Liminality is more than an in between, or an other-ness. It is not a transition. The liminal state is not separate from our 'normal' state of being; as we exist within rational and logical structures. Liminality is part of who we are. Liminality may be seen as essentially spiritual whereas 'this', our 'normal' plane is essentially material. Liminality is integrative of all experience.

 

 Along with analysis of the concepts and theories of the body must come a democratisation of the senses, and certainly an opening of them. Critical weight must be given to the fluid nature of the experiencing subject and so to conceptual reconsideration, reaffirmation and new rationalisation for the human subject to be a 'who' and a 'how' as well as a 'what'. Liminal performance requires a specific and conscious attention to the present tense, transforming how 'one' performs into how 'she' moves.

 

Liminality itself is the process of transformation at work.

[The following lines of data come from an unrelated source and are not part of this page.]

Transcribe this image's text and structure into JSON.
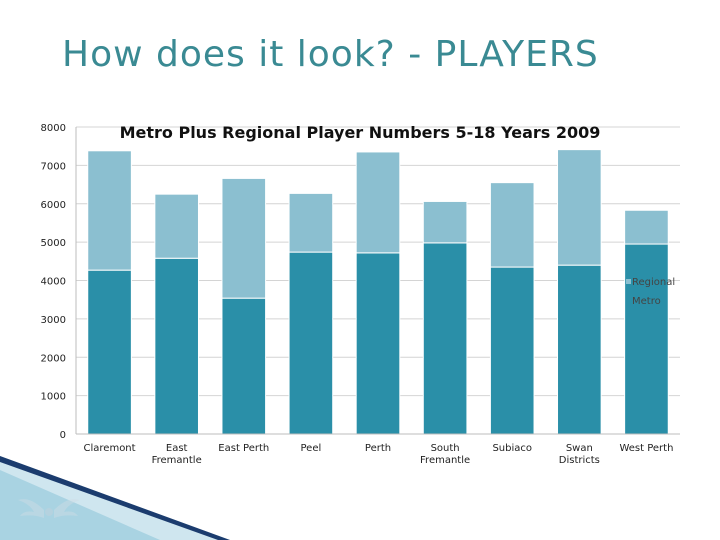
{
  "slide": {
    "title": "How does it look? - PLAYERS"
  },
  "chart_data": {
    "type": "bar",
    "stacked": true,
    "title": "Metro Plus Regional Player Numbers 5-18 Years 2009",
    "xlabel": "",
    "ylabel": "",
    "ylim": [
      0,
      8000
    ],
    "yticks": [
      0,
      1000,
      2000,
      3000,
      4000,
      5000,
      6000,
      7000,
      8000
    ],
    "grid": true,
    "legend_position": "right",
    "categories": [
      "Claremont",
      "East Fremantle",
      "East Perth",
      "Peel",
      "Perth",
      "South Fremantle",
      "Subiaco",
      "Swan Districts",
      "West Perth"
    ],
    "category_lines": [
      [
        "Claremont"
      ],
      [
        "East",
        "Fremantle"
      ],
      [
        "East Perth"
      ],
      [
        "Peel"
      ],
      [
        "Perth"
      ],
      [
        "South",
        "Fremantle"
      ],
      [
        "Subiaco"
      ],
      [
        "Swan",
        "Districts"
      ],
      [
        "West Perth"
      ]
    ],
    "series": [
      {
        "name": "Metro",
        "color": "#2a8fa8",
        "values": [
          4270,
          4580,
          3540,
          4740,
          4720,
          4980,
          4350,
          4400,
          4950
        ]
      },
      {
        "name": "Regional",
        "color": "#8bbfd0",
        "values": [
          3110,
          1670,
          3120,
          1530,
          2630,
          1080,
          2200,
          3010,
          880
        ]
      }
    ]
  }
}
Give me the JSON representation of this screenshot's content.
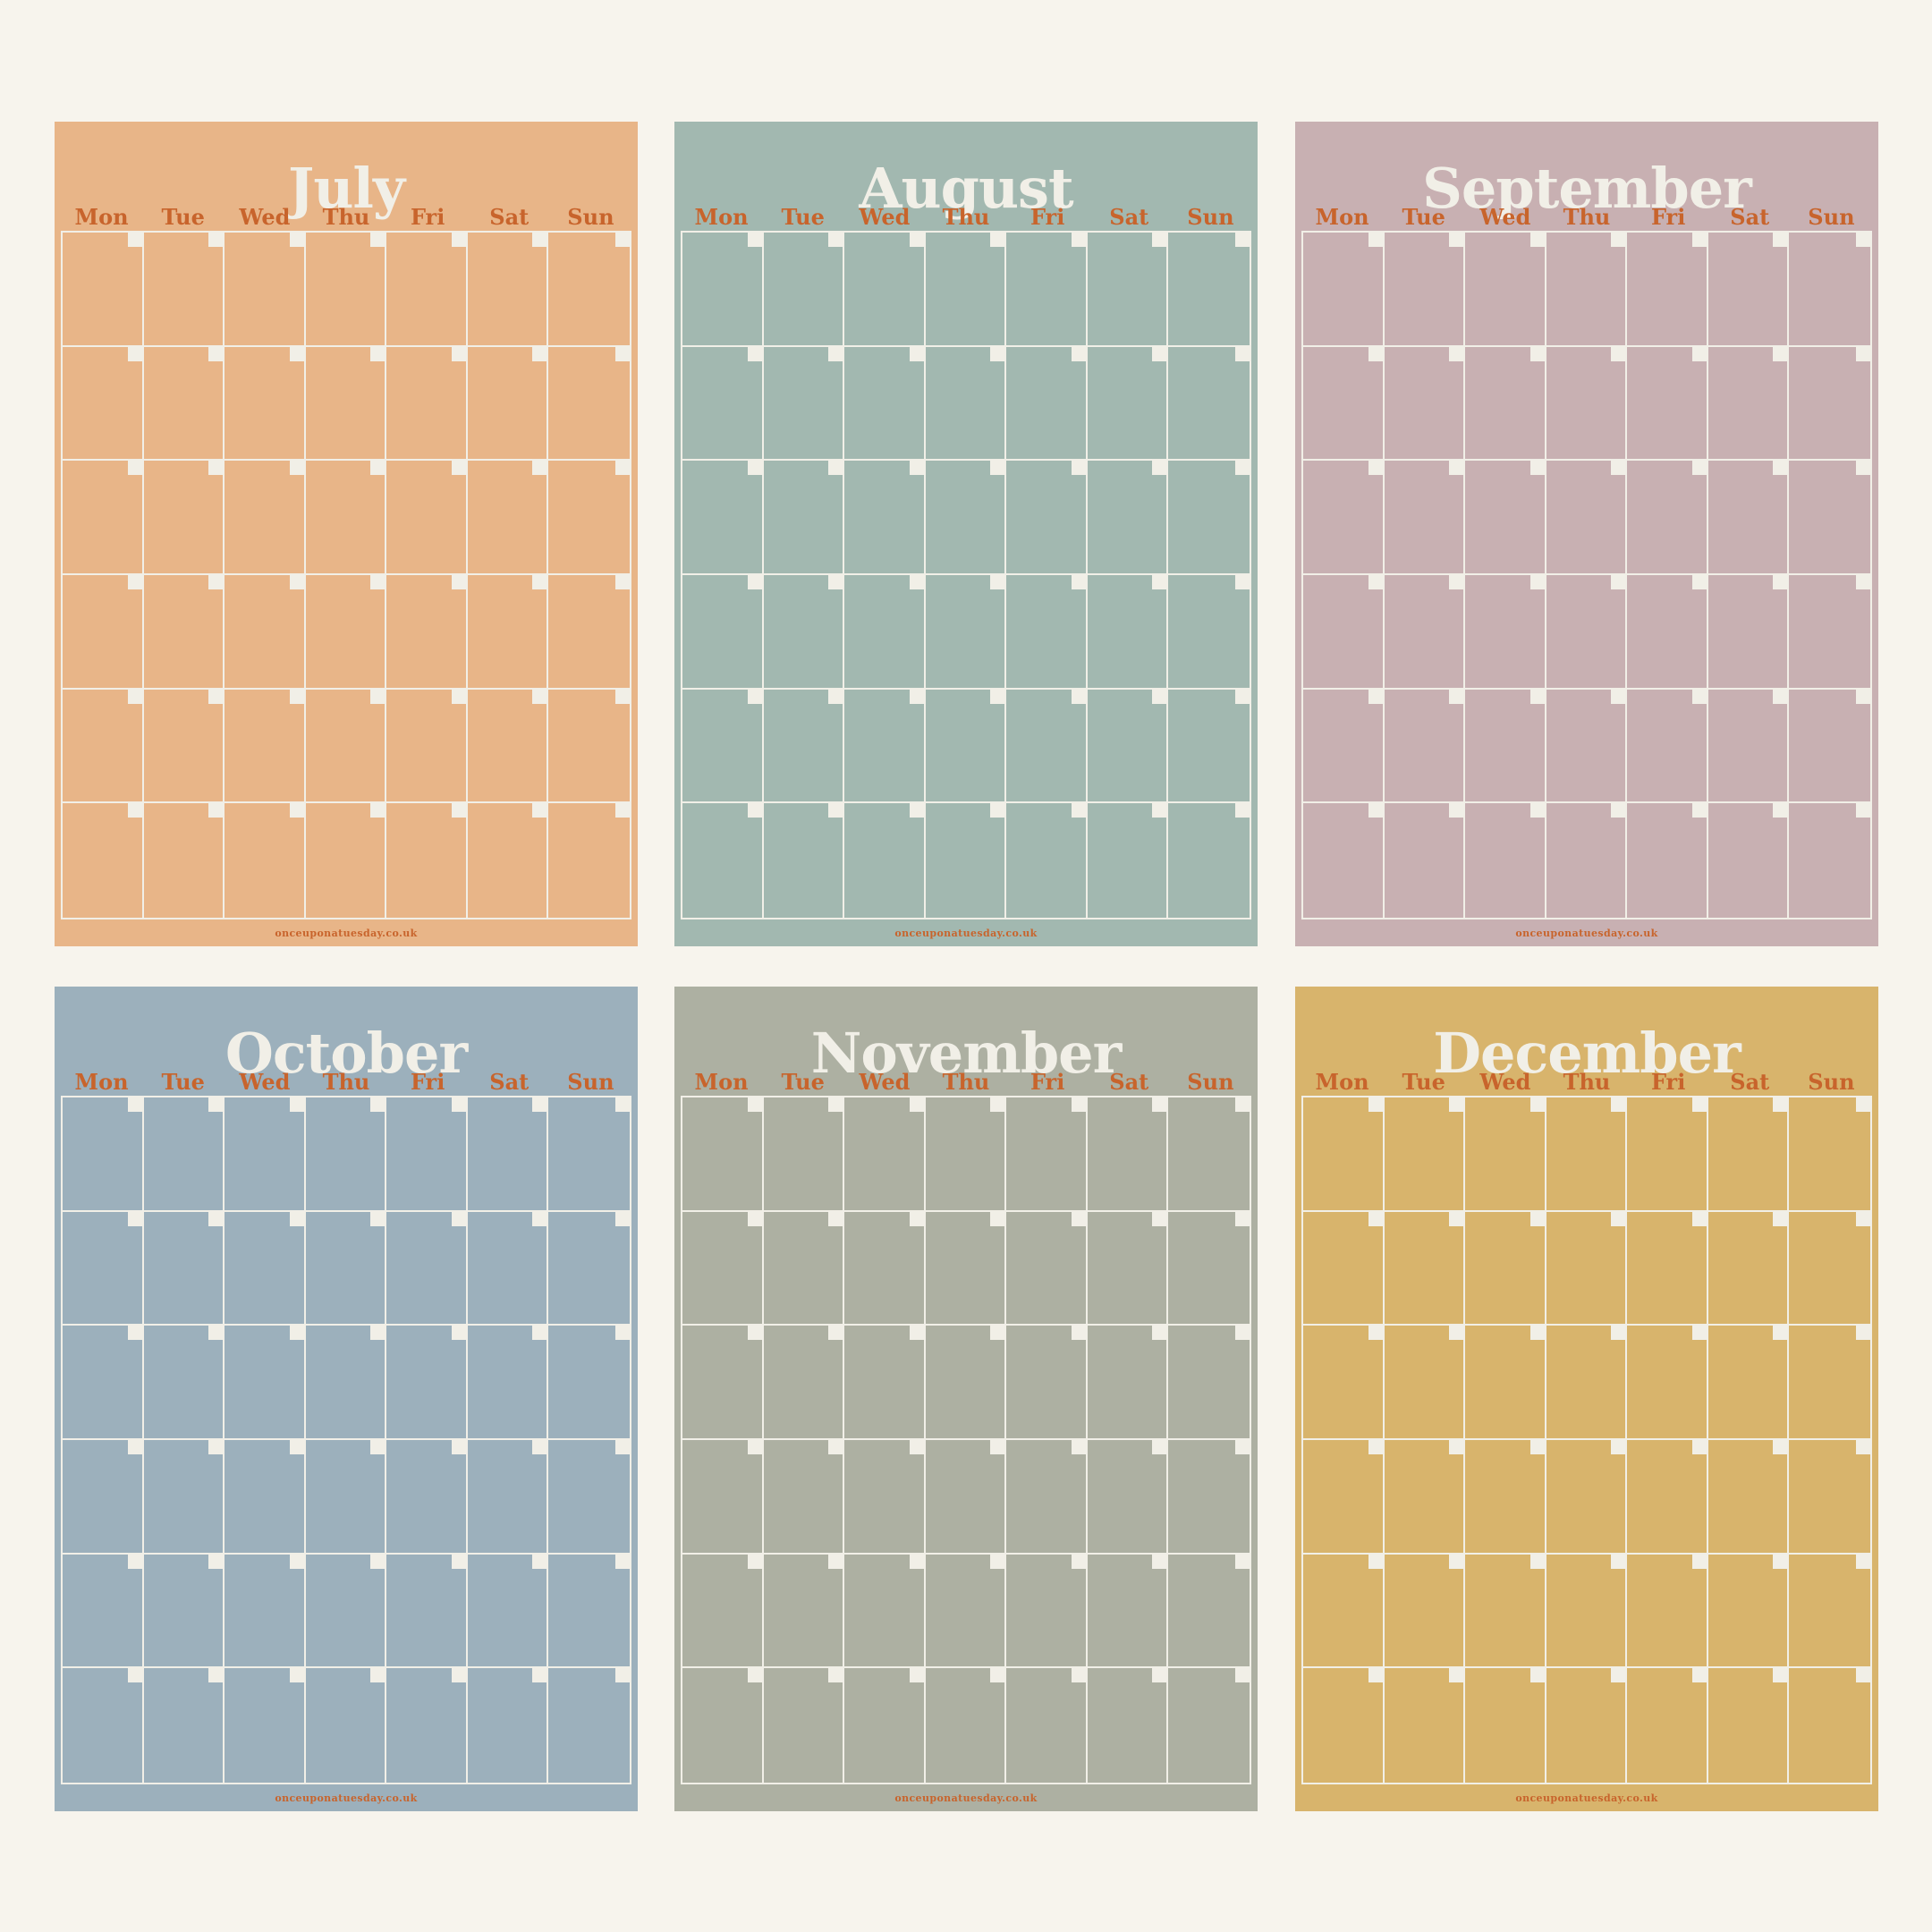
{
  "weekdays": [
    "Mon",
    "Tue",
    "Wed",
    "Thu",
    "Fri",
    "Sat",
    "Sun"
  ],
  "website": "onceuponatuesday.co.uk",
  "colors": {
    "page_background": "#f7f4ed",
    "line_color": "#f1efe7",
    "accent_text": "#c8642c"
  },
  "months": [
    {
      "name": "July",
      "color": "#e8b588"
    },
    {
      "name": "August",
      "color": "#a2b8b0"
    },
    {
      "name": "September",
      "color": "#c8b0b2"
    },
    {
      "name": "October",
      "color": "#9cb0bc"
    },
    {
      "name": "November",
      "color": "#adb0a2"
    },
    {
      "name": "December",
      "color": "#d8b46c"
    }
  ]
}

Improvisation practises a process of consciously achieving transformation. And, this is the process of entering a liminal state. We often dismiss subjective modes of awareness as intuition, that unnerving knack that some people seem to have of perceiving the answer almost before the question is asked. Our fear of accepting 'other' modes of awareness is another of our many ethnocentrisms, which in this culture are all founded on fear. It is easy to see back through our fascination with and misunderstanding of rites of passage and liminality why we hold ourselves in with defensive mistrust of another's touch. Liminality is central to the social process, and the site of performance becomes 'empty' and 'barren' without this recognition.

 

The thesis 'floats'. Sometimes it sounds superficial in its analysis. As Scott Dela Hunta remarks in the Practising Presence conversation (Appendix), presence can be found anywhere. But for the sake of my own professional practise, and artistic interests it anyway seemed necessary to try, by approaching presence through what are the dominant texts, theories and critiques of contemporary performance studies in the UK at present. The thesis uses 'corner post' examples as it searches for the most direct translation of theory into practise, in order to best focus on the practise. I lean conceptually on the resounding conclusion I can present from this research: Experience is a mode of analysis. I can write from the premise that presence is discussable only by reading indirectly, by getting close without (my) being present. In order to literally deal with presence I can play on words more usefully than I can choose the words themselves. Can I really not know quite what 'I' mean(s) and say it anyway?

 

It is useless, then, to trap women in the exact definition of what they mean. Women return within them selves... within the intimacy of that silent, multiple, diffuse touch. And if you ask them insistently what they are thinking about, they can only reply: Nothing, everything (Irigaray, 1995: 29).

 

Theory has affirmed my practice and has become it in many ways. The dialogue between theory and practice needed to remain civilised. They were there to support one another. The thesis and my performance practice remained utterly distinct as experiences, but shifting between these layers upon layers of reconsideration became a creative process in itself. I am committed to the future of performance studies and continue to make performance works, and to perform, collaboratively in varying contexts. My tools of construction and the physical awareness that I practise in performance have been fundamentally informed by this research.